Depuis l’ouverture du Musée en 2007, la revue a accompagné les réflexions d’une institution unique en Europe grâce à la mobilisation des savoirs et des questionnements qu’elle met en forme à partir des réseaux scientifiques de ses auteurs. Comme la boussole frémit à l’approche des pôles magnétiques, la revue a exploré les émergences du champ de la recherche (genre et migrations, discriminations, migrations mondialisées, transnationalisme, gouvernance et Frontières, etc.) et ouvert certains chantiers thématiques pour le musée de demain. À plusieurs reprises, elle a accompagné la préparation des expositions temporaires sous forme d’inventaire des recherches (Diasporas arméniennes, À chacun ses étrangers-France-Allemagne, Vies d’exil, Frontières), mais aussi chroniqué les collections du Musée en cours de constitution et participé à des journées d’étude, des séminaires et autres tables rondes en relation avec la programmation du Musée. Enfin, la revue a porté la genèse du Prix littéraire de la Porte dorée et publié des critiques sur les romans primés et des entretiens des lauréats des huit éditions passées. Son rôle dans le Musée est aujourd’hui l’objet d’une réflexion collective, au sein d’un service consacré à la production des ressources.
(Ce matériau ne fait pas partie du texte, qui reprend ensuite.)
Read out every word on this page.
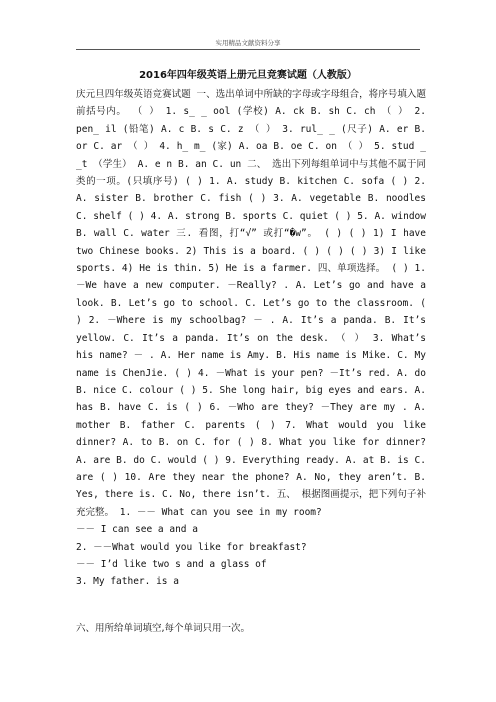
实用精品文献资料分享
2016年四年级英语上册元旦竞赛试题（人教版）
庆元旦四年级英语竞赛试题 一、选出单词中所缺的字母或字母组合，将序号填入题前括号内。 （ ） 1. s_ _ ool (学校) A. ck B. sh C. ch （ ） 2. pen_ il (铅笔) A. c B. s C. z （ ） 3. rul_ _ (尺子) A. er B. or C. ar （ ） 4. h_ m_ (家) A. oa B. oe C. on （ ） 5. stud _ _t （学生） A. e n B. an C. un 二、 选出下列每组单词中与其他不属于同类的一项。(只填序号) ( ) 1. A. study B. kitchen C. sofa ( ) 2. A. sister B. brother C. fish ( ) 3. A. vegetable B. noodles C. shelf ( ) 4. A. strong B. sports C. quiet ( ) 5. A. window B. wall C. water 三. 看图，打“√” 或打“�w”。 ( ) ( ) 1) I have two Chinese books. 2) This is a board. ( ) ( ) ( ) 3) I like sports. 4) He is thin. 5) He is a farmer. 四、单项选择。 ( ) 1. －We have a new computer. －Really? . A. Let’s go and have a look. B. Let’s go to school. C. Let’s go to the classroom. ( ) 2. －Where is my schoolbag? － . A. It’s a panda. B. It’s yellow. C. It’s a panda. It’s on the desk. （ ） 3. What’s his name? － . A. Her name is Amy. B. His name is Mike. C. My name is ChenJie. ( ) 4. －What is your pen? －It’s red. A. do B. nice C. colour ( ) 5. She long hair, big eyes and ears. A. has B. have C. is ( ) 6. －Who are they? －They are my . A. mother B. father C. parents ( ) 7. What would you like dinner? A. to B. on C. for ( ) 8. What you like for dinner? A. are B. do C. would ( ) 9. Everything ready. A. at B. is C. are ( ) 10. Are they near the phone? A. No, they aren’t. B. Yes, there is. C. No, there isn’t. 五、 根据图画提示，把下列句子补充完整。 1. －－ What can you see in my room?
－－ I can see a and a
2. －－What would you like for breakfast?
－－ I’d like two s and a glass of
3. My father. is a
六、用所给单词填空,每个单词只用一次。
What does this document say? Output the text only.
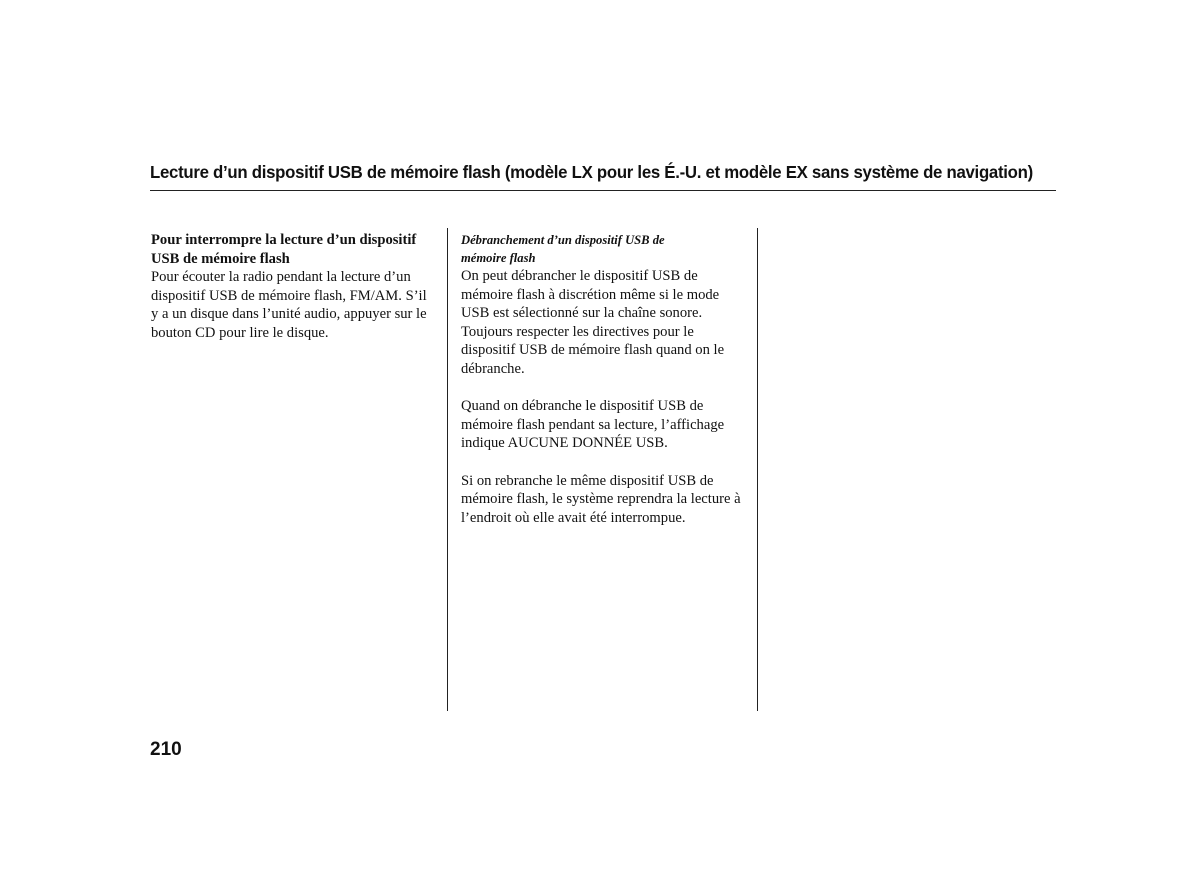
Lecture d’un dispositif USB de mémoire flash (modèle LX pour les É.-U. et modèle EX sans système de navigation)

Pour interrompre la lecture d’un dispositif USB de mémoire flash

Pour écouter la radio pendant la lecture d’un dispositif USB de mémoire flash, FM/AM. S’il y a un disque dans l’unité audio, appuyer sur le bouton CD pour lire le disque.

Débranchement d’un dispositif USB de mémoire flash

On peut débrancher le dispositif USB de mémoire flash à discrétion même si le mode USB est sélectionné sur la chaîne sonore. Toujours respecter les directives pour le dispositif USB de mémoire flash quand on le débranche.

Quand on débranche le dispositif USB de mémoire flash pendant sa lecture, l’affichage indique AUCUNE DONNÉE USB.

Si on rebranche le même dispositif USB de mémoire flash, le système reprendra la lecture à l’endroit où elle avait été interrompue.

210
L’enjeu est à présent de développer les synergies et la transversalité des activités avec les autres pôles de production du Musée. Inversement, le Musée a soutenu la ligne éditoriale à la fois scientifique et culturelle de la plus ancienne revue sur les migrations en France. Les perspectives des dix prochaines années s’ouvrent sur des pistes tout aussi ambitieuses. La revue a pris en compte les nouveaux modes de diffusion des connaissances en numérisant ses archives. En publiant tous ses articles sur les plateformes scientifiques (Cairn et Revues.org), Hommes & Migrations entend s’investir dans le vaste projet numérique du Musée sur les migrations. Son patrimoine immense permet d’y puiser les ressources documentaires nécessaires à la conception de nouveaux contenus qui soient en résonance avec l’actualité des migrations. Sa ligne éditoriale, déjà pluridisciplinaire, va s’enrichir d’une réflexion sur le sens des images en regard des contenus explorés. Comme le démontre ce dossier sur les migrants au Liban coordonné par Liliane Kfoury et Nicolas Puig, les images – principalement la photographie – ne sont pas seulement une illustration des articles, mais elles apportent une autre dimension au discours scientifique. Les sciences humaines et sociales les appréhendent désormais comme une source à part entière qui fabrique un certain regard sur les phénomènes migratoires, et qu’il faut décrypter et interpréter en complément des récits, des recensements statistiques ou des observations participantes.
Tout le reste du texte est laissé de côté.